E chegamos a 1986, o ano do fim da idade da inocência (seja lá o que isso quiser dizer). A 23 de Janeiro são introduzidos os primeiros artistas no célebre "Rock'n'Roll Hall of Fame". Os primeiros contemplados com esta honra são Chuck Berry, James Brown, Ray Charles, Fats Domino, Everly Brothers, Buddy Holly, Jerry Lee Lewis e Elvis Presley. A 27 de Março os Van Halen dão início à sua primeira "tour" com o novo vocalista Sammy Hagar, depois da saída de David Lee Roth, e a 3 de Maio a belga Sandra Kim torna-se a mais jovem vencedora do Festival da Eurovisão, com apenas 13 anos. A 10 de Maio realiza-se o casamento entre Tommy Lee, baterista dos Mötley Crüe, e a actriz Heather Locklear; seria o primeiro de dois casamentos do vicioso músico da banda de "glam-rock" que fariam os restantes homens ficar com o queixo à banda: o outro foi com Pamela Anderson. A 30 de Junho, Madonna lança o seu terceiro álbum, "True Blue", que seria o mais vendido desse ano, enquanto o single com mais cópias vendidas seria "Rock me Amadeus", do austríaco Falco. Os Queen iniciam a 7 de Julho a sua última digressão com Freddie Mercury enquanto membro da banda, dando um concerto memorável em Wembley, e em Novembro o álbum "Licensed to Ill", dos Beastie Boys, torna-se o primeiro álbum de hip-hop a chegar ao nº 1 do top da Billboard. Recuando um pouco nos meses, a 28 de Março ocorre um nascimento que para a música "pop" será o equivalente à vinda do Messias: nasce Lady Gaga. E o que andava a malta a ouvir em 1986, afinal?
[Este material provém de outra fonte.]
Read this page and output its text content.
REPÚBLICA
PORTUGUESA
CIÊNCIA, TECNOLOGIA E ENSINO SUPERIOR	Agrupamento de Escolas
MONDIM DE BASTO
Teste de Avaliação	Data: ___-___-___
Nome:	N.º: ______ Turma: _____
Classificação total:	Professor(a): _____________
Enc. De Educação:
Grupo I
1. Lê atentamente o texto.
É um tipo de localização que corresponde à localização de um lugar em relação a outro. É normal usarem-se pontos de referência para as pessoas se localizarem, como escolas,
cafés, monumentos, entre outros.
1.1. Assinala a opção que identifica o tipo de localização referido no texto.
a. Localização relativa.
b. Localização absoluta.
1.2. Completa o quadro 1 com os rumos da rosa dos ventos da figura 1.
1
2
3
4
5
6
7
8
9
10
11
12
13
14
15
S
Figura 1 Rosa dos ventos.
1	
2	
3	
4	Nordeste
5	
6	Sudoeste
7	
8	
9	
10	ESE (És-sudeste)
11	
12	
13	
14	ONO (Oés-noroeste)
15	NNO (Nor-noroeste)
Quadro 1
John Farnham nasceu em 1949 em Inglaterra, mas aos 10 anos imigrou para a Austrália com a família, e foi aos 15 anos na cidade de Melbourne que iniciou a sua carreira artística. Primeiro conhecido por "Johnny" Farnham, passou por vários grupos antes de iniciar em 1980 a sua carreira a solo, e aos vinte e poucos anos era, imagine-se, um "ídolo juvenil", o "docinho" das adolescentes. O seu maior êxito a solo foi sem dúvida este "You're the Voice", um tema da autoria de Andy Qunta (Icehouse), Keith Reid (Procol Harum) e Maggie Ryder and Chris Thompson (Manfred Man's Earth Band), que Farnham incluíu no seu álbum "Whispering Jack". O single foi lançado na Austrália em 1986, onde chegou a nº 1, com toda a naturalidade, e no ano seguinte no Reino Unido, onde chegou a nº 6 do top-40 da tabela de singles, e no resto da Europa, tendo atingido o topo dos "charts" na Alemanha, Noruega, Suécia e Dinamarca, mas ficou-se por um modesto nº 82 da Billboard norte-americana, onde só chegaria em 1990. Não deviam haver vôos da Qantas, provavelmente.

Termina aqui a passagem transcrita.